По размерам 260 японских княжеств сильно отличались друг от друга. Самыми крупными были владения семьи Маэда в Каге (префектура Исикава) и Этчу (префектура Тояма) – официальные доходы этих земель составляли более 5 000 000 бушелей риса (1 000 000 коку
). На другом фланге располагались многочисленные хозяйства с доходом около 10 000 коку или чуть больше – минимум, необходимый для получения статуса даймё. Все домены были технически самоуправляющимися единицами и подчинялись только общим требованиям режима Токугава и национальной политики. Это означало, что действующее право в княжестве устанавливал его собственный административный центр или призамковый город, а не Эдо, а за порядком следили чиновники из числа самураев княжества, которых опять же назначал даймё, а не сёгун. Что касается сбора налогов, правитель княжества взимал и тратил их по своему усмотрению, а у бакуфу не было права на регулярное изъятие денег за пределами тэнрё.Тем не менее административная и финансовая независимость княжества была отнюдь не безграничной. Во-первых, его власти не имели права не соблюдать общие установления бакуфу
, касавшиеся религии, денежно-кредитной политики, внутренних войн или отношений с двором в Киото. Во-вторых, многие мелкие владения получали прямое указание следовать практике сёгуната в повседневном администрировании. В-третьих, хотя бакуфу не облагало прямым налогом доходы княжества, за исключением редких случаев во времена серьезных финансовых кризисов, отдельные владения часто были вынуждены участвовать в дорогостоящих общественных работах – строительстве дорог, ремонте замков, мелиорации земель в Эдо и других областях на территории сёгуната. Как уже было отмечено, неподчинение предписаниям или просьбам бакуфу могло навлечь на даймё беду – он становился нелояльным вассалом. И наконец, полномочия сёгуна как верховного феодального правителя позволяли ему вмешиваться по своему усмотрению во внутренние дела княжества. Такие случаи были довольно частыми, хотя бакуфу и не злоупотребляло данным правом.
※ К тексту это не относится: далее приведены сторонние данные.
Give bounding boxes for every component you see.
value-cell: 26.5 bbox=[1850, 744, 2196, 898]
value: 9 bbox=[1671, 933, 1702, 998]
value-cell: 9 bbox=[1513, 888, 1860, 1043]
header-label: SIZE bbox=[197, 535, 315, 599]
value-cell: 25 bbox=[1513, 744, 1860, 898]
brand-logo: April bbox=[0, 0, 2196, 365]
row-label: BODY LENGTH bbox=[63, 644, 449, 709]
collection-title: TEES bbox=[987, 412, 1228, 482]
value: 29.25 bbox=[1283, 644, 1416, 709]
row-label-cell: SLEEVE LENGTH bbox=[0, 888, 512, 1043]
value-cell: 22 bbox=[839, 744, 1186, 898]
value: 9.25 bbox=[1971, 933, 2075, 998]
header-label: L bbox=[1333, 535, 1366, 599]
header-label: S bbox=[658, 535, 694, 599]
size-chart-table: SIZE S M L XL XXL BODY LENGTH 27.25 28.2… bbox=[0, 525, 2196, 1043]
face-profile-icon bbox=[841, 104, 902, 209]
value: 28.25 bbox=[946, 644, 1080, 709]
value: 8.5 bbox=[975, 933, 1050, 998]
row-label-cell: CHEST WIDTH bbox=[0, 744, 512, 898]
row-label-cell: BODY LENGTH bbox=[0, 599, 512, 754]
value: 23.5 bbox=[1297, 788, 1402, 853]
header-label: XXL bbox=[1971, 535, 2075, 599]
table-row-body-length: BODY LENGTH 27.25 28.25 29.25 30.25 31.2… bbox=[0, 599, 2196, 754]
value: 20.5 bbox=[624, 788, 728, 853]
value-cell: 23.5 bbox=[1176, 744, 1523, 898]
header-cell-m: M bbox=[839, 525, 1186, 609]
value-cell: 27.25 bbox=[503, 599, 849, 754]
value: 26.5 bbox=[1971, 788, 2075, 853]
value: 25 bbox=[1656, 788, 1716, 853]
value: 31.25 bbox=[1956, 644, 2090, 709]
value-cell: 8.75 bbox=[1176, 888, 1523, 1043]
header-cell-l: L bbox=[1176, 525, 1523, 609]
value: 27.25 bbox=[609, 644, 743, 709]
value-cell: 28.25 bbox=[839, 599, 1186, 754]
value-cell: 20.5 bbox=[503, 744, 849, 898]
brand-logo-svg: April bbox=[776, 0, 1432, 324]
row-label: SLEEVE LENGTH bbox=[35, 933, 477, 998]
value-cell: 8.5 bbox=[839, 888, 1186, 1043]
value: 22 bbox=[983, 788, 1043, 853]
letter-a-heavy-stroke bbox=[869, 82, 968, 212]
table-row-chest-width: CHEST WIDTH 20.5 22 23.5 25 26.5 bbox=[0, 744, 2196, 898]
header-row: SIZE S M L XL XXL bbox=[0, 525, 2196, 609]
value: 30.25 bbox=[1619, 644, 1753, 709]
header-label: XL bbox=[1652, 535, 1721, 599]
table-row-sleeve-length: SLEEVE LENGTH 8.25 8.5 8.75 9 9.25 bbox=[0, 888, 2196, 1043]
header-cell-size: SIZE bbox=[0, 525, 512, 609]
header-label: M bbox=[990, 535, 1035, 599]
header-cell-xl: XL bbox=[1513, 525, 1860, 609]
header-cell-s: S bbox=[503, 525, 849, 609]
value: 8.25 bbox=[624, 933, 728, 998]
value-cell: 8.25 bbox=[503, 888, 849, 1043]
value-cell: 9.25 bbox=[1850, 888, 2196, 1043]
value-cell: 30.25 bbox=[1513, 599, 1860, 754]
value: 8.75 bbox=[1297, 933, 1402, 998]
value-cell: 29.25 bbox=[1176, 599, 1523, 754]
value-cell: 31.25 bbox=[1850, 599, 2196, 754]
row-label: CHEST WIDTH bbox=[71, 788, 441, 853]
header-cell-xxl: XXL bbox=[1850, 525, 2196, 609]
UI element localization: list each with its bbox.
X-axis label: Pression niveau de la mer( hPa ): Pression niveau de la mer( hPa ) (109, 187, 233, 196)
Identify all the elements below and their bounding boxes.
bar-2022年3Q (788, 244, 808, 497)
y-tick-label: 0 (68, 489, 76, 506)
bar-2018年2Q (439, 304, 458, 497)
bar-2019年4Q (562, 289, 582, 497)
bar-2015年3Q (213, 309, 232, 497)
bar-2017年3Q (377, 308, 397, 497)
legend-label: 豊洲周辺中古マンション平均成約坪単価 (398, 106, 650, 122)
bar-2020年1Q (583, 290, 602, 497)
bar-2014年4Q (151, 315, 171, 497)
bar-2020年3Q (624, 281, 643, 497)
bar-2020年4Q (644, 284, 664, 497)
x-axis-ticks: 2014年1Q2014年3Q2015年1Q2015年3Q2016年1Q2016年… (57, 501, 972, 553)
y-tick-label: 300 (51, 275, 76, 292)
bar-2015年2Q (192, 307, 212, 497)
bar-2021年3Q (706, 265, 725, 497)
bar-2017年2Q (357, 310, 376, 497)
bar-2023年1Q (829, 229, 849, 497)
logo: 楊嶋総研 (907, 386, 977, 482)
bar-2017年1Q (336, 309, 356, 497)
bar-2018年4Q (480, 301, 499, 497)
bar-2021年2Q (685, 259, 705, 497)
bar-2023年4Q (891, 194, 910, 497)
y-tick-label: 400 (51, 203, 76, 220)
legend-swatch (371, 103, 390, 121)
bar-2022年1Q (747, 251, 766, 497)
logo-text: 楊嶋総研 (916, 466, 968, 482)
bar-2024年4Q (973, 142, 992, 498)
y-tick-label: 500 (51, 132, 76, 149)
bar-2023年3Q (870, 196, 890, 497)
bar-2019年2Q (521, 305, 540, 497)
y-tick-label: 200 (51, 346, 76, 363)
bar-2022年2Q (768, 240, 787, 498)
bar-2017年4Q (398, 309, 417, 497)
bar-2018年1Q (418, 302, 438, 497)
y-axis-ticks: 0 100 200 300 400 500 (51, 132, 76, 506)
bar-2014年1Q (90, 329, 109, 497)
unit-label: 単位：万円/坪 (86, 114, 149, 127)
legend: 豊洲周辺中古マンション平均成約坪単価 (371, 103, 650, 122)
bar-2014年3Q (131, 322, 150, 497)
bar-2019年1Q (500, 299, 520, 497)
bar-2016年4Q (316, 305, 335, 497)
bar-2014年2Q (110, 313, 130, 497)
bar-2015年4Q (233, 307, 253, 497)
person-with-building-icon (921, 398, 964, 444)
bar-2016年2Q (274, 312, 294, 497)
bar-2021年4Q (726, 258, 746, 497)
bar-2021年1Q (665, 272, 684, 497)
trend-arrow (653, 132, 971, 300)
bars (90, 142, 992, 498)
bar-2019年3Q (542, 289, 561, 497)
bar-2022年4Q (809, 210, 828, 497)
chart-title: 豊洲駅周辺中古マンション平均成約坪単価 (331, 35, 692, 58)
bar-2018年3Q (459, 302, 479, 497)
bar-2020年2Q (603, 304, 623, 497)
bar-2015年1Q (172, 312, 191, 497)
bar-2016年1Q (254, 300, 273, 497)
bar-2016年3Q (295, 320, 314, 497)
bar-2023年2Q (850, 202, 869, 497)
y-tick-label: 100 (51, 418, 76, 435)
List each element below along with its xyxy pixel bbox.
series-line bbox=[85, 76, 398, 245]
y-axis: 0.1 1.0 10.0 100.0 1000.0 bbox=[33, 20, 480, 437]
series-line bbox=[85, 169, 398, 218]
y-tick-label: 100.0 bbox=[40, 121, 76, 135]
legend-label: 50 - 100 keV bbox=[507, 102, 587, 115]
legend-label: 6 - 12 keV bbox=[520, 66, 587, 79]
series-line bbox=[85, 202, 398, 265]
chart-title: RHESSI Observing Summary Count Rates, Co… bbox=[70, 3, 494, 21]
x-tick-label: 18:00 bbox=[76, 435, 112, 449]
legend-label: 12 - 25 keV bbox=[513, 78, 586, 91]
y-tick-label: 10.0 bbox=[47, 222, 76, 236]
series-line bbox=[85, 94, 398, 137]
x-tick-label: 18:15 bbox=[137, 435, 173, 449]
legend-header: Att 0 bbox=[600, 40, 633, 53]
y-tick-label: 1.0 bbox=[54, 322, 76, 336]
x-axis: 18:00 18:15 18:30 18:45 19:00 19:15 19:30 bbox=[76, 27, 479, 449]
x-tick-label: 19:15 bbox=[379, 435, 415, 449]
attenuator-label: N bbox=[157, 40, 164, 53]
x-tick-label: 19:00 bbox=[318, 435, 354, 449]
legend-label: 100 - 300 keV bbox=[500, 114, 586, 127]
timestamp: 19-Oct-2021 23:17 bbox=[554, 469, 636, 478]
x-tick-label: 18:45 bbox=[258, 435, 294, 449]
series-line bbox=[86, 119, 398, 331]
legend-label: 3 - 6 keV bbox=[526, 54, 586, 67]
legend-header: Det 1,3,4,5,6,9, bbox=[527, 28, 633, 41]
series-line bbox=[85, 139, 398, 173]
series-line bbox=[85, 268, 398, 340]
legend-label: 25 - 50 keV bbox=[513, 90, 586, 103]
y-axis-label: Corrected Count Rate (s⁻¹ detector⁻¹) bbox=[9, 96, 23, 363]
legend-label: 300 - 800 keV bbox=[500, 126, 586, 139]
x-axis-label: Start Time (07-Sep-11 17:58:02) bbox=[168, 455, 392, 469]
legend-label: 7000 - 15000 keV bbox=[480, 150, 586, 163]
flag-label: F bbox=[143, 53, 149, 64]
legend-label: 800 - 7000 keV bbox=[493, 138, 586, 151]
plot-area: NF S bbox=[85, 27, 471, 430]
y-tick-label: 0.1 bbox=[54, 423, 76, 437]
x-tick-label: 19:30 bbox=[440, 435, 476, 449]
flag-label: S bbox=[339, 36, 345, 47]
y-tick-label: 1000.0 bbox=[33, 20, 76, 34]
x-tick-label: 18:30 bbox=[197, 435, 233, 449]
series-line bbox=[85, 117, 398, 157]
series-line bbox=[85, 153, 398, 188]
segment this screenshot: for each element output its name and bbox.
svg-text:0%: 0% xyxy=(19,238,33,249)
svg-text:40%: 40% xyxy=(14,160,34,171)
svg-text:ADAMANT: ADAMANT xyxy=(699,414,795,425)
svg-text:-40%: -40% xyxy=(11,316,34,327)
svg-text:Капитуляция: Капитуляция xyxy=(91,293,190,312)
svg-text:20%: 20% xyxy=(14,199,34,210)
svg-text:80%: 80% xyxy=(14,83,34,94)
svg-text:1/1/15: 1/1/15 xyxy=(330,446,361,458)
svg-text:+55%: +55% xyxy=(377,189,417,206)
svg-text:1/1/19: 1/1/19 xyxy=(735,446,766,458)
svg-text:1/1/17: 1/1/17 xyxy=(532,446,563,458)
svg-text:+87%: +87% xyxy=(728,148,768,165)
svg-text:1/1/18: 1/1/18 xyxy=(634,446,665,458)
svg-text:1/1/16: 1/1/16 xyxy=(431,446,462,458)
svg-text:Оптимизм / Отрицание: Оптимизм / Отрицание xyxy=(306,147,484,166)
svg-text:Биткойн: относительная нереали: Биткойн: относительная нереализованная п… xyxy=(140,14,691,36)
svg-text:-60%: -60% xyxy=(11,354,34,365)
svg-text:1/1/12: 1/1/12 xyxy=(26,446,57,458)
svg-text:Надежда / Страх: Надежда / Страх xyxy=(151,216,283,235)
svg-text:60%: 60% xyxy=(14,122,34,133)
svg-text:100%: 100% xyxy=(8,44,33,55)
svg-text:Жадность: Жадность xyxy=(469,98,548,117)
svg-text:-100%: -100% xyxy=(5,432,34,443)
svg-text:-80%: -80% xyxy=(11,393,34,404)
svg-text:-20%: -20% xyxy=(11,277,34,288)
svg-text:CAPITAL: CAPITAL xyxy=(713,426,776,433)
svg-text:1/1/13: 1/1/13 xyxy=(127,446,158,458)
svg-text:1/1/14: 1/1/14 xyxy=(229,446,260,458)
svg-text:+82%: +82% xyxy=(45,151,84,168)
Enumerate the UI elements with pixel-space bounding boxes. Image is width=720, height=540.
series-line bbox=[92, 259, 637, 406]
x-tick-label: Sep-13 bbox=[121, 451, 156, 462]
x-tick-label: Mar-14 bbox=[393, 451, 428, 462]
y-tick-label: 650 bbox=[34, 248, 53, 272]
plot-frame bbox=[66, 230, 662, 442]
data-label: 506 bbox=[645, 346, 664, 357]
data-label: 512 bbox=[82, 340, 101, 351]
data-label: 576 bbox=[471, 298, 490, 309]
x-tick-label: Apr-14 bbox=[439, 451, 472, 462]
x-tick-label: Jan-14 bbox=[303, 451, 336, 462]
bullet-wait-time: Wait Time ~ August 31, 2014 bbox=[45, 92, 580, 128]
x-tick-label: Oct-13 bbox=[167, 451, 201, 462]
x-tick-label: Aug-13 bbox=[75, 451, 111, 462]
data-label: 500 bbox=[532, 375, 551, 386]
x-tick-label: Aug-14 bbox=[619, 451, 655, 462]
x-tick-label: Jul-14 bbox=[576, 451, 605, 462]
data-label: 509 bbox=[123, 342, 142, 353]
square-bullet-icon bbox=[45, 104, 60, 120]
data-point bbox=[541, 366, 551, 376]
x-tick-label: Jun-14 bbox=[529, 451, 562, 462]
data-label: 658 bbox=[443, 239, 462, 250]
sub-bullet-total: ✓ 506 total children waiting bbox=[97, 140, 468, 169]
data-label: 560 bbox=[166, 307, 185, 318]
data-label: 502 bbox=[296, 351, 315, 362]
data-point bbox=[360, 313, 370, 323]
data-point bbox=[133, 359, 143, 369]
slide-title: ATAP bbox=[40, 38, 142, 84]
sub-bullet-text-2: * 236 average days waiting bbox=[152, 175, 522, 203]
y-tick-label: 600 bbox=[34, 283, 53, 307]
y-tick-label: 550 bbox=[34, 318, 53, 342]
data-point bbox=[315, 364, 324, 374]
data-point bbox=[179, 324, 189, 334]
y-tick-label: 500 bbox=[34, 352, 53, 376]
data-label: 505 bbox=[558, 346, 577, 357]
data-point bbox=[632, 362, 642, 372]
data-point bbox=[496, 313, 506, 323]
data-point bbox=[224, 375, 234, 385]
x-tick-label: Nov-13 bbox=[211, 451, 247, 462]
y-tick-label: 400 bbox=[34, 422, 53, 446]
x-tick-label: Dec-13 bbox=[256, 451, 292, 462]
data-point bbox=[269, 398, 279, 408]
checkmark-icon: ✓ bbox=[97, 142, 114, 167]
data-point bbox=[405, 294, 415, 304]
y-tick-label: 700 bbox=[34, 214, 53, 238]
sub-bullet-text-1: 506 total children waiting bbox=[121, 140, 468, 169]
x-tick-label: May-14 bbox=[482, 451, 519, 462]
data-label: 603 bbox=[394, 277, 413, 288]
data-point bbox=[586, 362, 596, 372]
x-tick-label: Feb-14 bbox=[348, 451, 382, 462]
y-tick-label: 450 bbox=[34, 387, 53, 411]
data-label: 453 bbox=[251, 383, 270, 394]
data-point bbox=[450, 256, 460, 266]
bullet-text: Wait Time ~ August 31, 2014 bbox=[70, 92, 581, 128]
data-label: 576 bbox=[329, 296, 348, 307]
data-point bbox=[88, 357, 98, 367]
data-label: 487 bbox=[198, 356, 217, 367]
Как правило, это происходило при возникновении споров внутри княжества по вопросу наследования титула даймё или во время крестьянских восстаний, которые местным властям не удавалось подавить либо урегулировать.Несмотря на разнообразные ограничения, даймё,
образно говоря, владел всем (и часто намного бо2льшим), что мог увидеть с башни своего замка. Впрочем, более точно, хотя и не столь поэтично, было бы сказать, что в действительности всем владела бюрократия княжества. Во внутренних делах, как и в отношениях с сёгуном, даймё стали «жертвами» бюрократизации: существенная часть полномочий, которые у них были в начале XVII века, когда они правили единолично, довольно быстро перешла к советам наследственных «старейшин кланов» (каро). Такие советы служили местным эквивалентом старшего и младшего советов сёгуна, и под их контролем небольшая группа высокопоставленных чиновников (бугё) и выборных представителей деревенских групп (дайкан или гундай) осуществляла повседневное управление. Во всех, за редким исключением, княжествах, к середине XVII века самураи стали постоянными жителями призамковых городов. На постепенное сосредоточение власти в центре работали и другие факторы. Самым примечательным из них была политика, в соответствии с которой администрация княжества, а также бакуфу выплачивали все большему числу самураев фиксированное жалованье, тем самым возвращая себе административный контроль над землями, первоначально переданными вассалам среднего звена в виде мелких феодальных наделов. Поэтапная бюрократизация и централизация происходили повсеместно.Развитие института потомственных управляющих советов многим было обязано периодическим отъездам даймё
в Эдо, продиктованным системой поочередного несения службы. Учреждение «выездного кабинета», когда даймё брал с собой в ставку одного или нескольких старейшин, позволяло ему иметь полное представление о делах княжества. Тем не менее руководство им в основном было передано в руки министров, которые оставались в призамковом городе, и даже когда даймё фактически находился в своих владениях, перспектива вскоре снова оставить их, несомненно, не позволяла ему грубо вмешиваться в решения старейшин. При Токугава волевой даймё не утрачивал возможность сохранять влияние, но должен был в полной мере учитывать и общегосударственную политику, и устоявшуюся местную практику.